The major problem would be, that not everyone has a working .eep file from Intel available after his own card is trashed. My suggestion would be to look for a friend who has exactly the same card. This can be achieved by using lspci:
[root@selene ~]# lspci | grep Ethernet
01:01.0 Ethernet controller: Intel Corporation 82547EI Gigabit Ethernet Controller
03:02.0 Ethernet controller: Intel Corporation 82541GI Gigabit Ethernet Controller
[root@selene ~]# lspci -n | grep '01:01\.0'
01:01.0 0200: 8086:1019
[root@selene ~]#
If a friend has the same network card as indicated by the Vendor and Device ID (8086 == Intel, 1019 == 82547EI Gigabit Ethernet Controller in my example) he should be able to take eeprom dump by calling ethtool -e [device] > /tmp/eeprom-[device].dump.:
[root@selene ~]# ethtool -e eth0 | head -n 8
Offset Values
------ ------
0x0000 00 e0 81 55 f2 00 10 0a ff ff ff ff ff ff ff ff
0x0010 ff ff ff ff 0b 64 19 10 86 80 19 10 86 80 00 b2
0x0020 35 1f 2a 00 00 0e 12 00 00 0e dd 20 77 77 95 1f
0x0030 01 00 73 1f 98 00 72 1f b0 3f 09 00 00 12 49 36
0x0040 cf 00 a7 8f 0e 29 05 03 c8 0c ff ff ff ff ff ff
0x0050 ff ff ff ff ff ff ff ff ff ff ff ff ff ff 02 06
[root@selene ~]#
This dump file can then be written into your own nvram by an easier procedure then described above. After all, no endianness swapping is necessary as ethtool already returned the data correctly. A bit of reformatting of the import is necessary however but can be accomplished in a simple bash script:
span style="color: #ff0000;">"\n"
This script, which can be written as one single line, will remove the header and other superfluous data from the dumpfile, leaving only the values itself which are then echoed to STDOUT in the form of an ethtool command.
[root@selene ~]# magic=0x0; j=0; for i in `sed -e '1,2d' /tmp/eeprom-[device].dump | cut -c 9- |
tr -d "\n"`; do echo ethtool -E magic $magic offset 0x$(printf %x ${j}) value 0x${i}; j=$(($j + 1)); done | head -n 5
ethtool -E magic 0x0 offset 0x0 value 0x00
ethtool -E magic 0x0 offset 0x1 value 0xe0
ethtool -E magic 0x0 offset 0x2 value 0x81
ethtool -E magic 0x0 offset 0x3 value 0x55
ethtool -E magic 0x0 offset 0x4 value 0xf2
[root@selene ~]#
Piping this into a shell will restore your eeprom meaning only the mac address has to be reverted to the old one.
The correct working of the above bash line should be tested however, as the output of ethtool differs depending on the card and the driver.

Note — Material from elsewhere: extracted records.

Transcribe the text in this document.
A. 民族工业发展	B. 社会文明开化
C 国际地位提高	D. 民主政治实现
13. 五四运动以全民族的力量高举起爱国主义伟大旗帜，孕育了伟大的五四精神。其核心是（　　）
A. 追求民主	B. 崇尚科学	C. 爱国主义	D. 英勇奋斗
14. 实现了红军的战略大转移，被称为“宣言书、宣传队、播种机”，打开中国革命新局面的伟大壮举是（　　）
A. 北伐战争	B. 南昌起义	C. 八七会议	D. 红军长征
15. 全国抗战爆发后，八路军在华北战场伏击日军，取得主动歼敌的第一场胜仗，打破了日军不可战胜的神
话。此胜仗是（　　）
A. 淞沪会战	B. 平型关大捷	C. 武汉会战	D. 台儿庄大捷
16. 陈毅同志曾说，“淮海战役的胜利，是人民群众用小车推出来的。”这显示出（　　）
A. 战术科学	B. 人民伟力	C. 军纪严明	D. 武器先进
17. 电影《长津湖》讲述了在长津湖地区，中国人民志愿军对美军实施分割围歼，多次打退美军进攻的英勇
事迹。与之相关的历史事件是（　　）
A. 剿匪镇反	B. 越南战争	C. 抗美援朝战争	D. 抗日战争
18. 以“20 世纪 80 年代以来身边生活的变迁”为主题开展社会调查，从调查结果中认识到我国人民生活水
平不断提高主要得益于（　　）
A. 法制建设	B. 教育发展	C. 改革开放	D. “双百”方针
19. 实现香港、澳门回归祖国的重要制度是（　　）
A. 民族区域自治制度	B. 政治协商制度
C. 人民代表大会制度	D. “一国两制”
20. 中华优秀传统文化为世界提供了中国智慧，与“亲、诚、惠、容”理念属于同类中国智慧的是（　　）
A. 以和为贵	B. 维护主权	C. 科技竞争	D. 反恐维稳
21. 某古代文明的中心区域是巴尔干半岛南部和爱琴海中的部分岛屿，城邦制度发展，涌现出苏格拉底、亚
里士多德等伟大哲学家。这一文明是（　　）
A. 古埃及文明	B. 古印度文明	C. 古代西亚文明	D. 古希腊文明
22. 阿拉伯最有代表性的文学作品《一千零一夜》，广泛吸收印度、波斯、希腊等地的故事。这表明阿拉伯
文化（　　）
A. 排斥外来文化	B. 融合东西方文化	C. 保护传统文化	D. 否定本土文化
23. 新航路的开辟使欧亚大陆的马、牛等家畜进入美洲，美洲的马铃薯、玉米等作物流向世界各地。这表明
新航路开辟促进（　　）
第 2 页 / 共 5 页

Should the network interface not even be visible on the PCI bus anymore (possible due to the usage of the ibautil.exe tool mentioned on some webpages) reflashing the main bios might work for some systems. The flashrom utility from the coreboot project might come in handy for this.
Otherwise it might be necessary to rewrite the necessary part of the eeprom first through the SPI, a serial programming interface, in order to have it enumerate again on the pci bus.
Should this be the case, it might be easier to just return your mainboard for repair though.
Should you be willing however, to try your luck and certainly void any little bit of warranty you had left, Intel offers a nice manual explaining the firmware format of it's ICH8 system.